Applying the reliability-assisted strategy in the tracking algorithm can judge the reliability of the current target. This can achieve more accurate target positioning. The experimental results in the case of fast motion after incorporating this strategy into the KCF algorithm are shown in Fig. 18 below.

Fig. 18
figure 18

Quantitative comparison of success rate and accuracy for fast motion in OTB2015

The results show that this method achieves better results than the basic algorithm. This improvement may be a very important advantage for system security in specific areas. Because of proposed gradient approach used in distribution of the response matrix only the maximum position is used in the response value to shift the window in directions of X and Y. Proposed tracking process is also boosted by matching model. We choose negative samples and measure distance between target, which helps to reduce similarity to other objects and improve matching to target object. Proposed method is efficient and results show positive effect in increasing precision and success rates.

Conclusions and future research

This article mainly introduces the correlation filter algorithms and the data sets used to evaluate the algorithms. The contributions of many research scholars and our team in object tracking are also introduced. Our team mainly uses the template update method based on correlation filter algorithm. The tracking accuracy and success rates have effectively improved after using this method, while the running speed decreases slightly. When encountering various problems, scholars' innovative solution scan provide new ideas and inspiration for the development of object tracking algorithms.

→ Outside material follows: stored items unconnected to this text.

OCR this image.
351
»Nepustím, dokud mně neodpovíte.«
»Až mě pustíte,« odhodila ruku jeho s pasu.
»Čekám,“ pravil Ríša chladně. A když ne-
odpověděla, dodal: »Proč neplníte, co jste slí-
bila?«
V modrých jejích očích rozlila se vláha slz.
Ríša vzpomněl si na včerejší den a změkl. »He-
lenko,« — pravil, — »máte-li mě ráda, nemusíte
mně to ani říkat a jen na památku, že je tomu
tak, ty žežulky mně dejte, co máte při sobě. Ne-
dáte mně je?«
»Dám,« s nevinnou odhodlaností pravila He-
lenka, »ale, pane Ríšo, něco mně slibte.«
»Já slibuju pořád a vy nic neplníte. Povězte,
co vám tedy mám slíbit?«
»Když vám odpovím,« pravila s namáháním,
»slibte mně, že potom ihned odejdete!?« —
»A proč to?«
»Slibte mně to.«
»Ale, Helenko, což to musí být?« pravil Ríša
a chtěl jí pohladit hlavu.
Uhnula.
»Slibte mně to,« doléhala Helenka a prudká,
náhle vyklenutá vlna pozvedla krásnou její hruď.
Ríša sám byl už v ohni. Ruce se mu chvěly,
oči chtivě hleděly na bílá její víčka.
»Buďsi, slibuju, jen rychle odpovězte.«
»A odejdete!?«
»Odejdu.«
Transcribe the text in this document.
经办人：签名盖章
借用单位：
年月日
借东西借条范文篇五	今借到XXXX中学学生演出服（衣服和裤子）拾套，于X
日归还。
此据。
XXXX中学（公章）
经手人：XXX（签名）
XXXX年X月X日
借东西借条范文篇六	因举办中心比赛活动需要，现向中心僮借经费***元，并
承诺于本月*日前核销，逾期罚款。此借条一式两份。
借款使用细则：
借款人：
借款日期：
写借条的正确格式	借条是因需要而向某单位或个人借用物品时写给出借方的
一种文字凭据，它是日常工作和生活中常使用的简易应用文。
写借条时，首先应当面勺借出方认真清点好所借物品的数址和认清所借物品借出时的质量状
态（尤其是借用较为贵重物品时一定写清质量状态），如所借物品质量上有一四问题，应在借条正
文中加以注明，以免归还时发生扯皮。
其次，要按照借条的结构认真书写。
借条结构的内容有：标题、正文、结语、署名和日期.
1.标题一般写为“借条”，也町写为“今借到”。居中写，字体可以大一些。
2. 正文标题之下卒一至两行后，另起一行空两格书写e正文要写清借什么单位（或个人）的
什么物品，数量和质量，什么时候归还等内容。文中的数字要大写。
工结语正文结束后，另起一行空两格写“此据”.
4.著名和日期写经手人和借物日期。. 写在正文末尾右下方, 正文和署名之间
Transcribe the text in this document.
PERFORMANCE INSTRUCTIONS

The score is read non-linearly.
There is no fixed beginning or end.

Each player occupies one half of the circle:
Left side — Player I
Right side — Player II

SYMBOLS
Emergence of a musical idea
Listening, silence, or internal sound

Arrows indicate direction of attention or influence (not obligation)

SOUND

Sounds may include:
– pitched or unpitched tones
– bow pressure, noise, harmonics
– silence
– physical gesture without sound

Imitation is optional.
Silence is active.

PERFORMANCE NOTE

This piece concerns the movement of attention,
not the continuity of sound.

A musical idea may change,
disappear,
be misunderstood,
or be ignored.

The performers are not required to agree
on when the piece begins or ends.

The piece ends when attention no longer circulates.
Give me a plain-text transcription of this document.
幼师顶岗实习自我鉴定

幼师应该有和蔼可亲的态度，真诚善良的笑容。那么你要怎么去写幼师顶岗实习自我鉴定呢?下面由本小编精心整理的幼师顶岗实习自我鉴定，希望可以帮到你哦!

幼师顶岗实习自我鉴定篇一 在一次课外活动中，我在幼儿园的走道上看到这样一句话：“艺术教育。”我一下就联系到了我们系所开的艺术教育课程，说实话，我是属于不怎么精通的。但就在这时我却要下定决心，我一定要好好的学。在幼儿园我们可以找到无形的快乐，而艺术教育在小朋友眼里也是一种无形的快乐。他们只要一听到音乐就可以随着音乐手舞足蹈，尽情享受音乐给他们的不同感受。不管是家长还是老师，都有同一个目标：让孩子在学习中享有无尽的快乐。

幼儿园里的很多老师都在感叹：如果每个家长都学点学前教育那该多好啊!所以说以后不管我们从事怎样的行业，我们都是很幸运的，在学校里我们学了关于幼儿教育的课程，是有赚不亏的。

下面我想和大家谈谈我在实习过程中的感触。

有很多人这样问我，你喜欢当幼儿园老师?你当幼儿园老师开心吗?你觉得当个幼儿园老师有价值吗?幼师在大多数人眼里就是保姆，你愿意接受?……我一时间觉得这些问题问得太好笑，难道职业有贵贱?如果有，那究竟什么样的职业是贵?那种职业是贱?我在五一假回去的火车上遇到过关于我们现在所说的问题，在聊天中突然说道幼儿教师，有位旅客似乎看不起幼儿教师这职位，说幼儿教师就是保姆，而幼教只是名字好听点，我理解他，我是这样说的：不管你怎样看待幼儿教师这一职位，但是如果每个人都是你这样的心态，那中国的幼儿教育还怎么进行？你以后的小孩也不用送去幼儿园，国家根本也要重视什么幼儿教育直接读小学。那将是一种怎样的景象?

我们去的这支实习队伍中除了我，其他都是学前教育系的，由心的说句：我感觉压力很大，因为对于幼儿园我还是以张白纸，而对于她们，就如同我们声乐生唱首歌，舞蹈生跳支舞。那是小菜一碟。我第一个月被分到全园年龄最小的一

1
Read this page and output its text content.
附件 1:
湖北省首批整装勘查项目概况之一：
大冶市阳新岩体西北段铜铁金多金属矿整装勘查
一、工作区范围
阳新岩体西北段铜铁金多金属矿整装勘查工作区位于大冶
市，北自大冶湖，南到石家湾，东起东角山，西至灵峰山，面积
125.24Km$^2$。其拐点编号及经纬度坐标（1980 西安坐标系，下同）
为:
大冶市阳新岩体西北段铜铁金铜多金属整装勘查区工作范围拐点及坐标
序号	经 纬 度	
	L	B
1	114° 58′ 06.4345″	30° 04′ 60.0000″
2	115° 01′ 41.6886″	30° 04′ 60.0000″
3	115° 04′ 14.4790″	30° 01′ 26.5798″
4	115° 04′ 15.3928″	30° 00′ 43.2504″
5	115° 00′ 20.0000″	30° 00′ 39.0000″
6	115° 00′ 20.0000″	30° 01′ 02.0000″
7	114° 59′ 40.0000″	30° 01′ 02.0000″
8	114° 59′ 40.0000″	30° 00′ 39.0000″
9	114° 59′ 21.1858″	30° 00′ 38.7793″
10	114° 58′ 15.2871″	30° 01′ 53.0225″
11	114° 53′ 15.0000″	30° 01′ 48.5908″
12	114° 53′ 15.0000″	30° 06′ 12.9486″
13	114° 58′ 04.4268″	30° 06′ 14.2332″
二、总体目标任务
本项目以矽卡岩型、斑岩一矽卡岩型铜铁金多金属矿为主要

The biggest advantage of the traditional correlation filter algorithm is that it runs fast and has good running effect, which can realize real-time tracking. Currently, deep learning algorithms achieve the highest tracking accuracy. However, calculations of deep learning algorithms take much time and run slowly. Therefore, in the next stage, we can focus on three issues:

  1. 1.

    In traditional filter algorithms, we can continue to search for different template update strategies or feature fusion strategies or applying depth features to object tracking. For example, applying partial deep learning results in non-deep traditional algorithms can allow depth features to continue to take advantage of traditional algorithms.

  2. 2.

    In the deep learning algorithm, we can try to combine the new strategy with the classic feature processing method. In this way, future object tracking algorithms can be developed in the direction of real-time speed and high-precision tracking results.

  3. 3.

    We can summarize the object tracking algorithm of the deep learning or the tracking algorithm combined with deep learning and correlation filter. In the future, we can also consider trying to apply some techniques in object target tracking to multiple object tracking

In this way, the object tracking technology can achieve more efficient and faster real-world applications.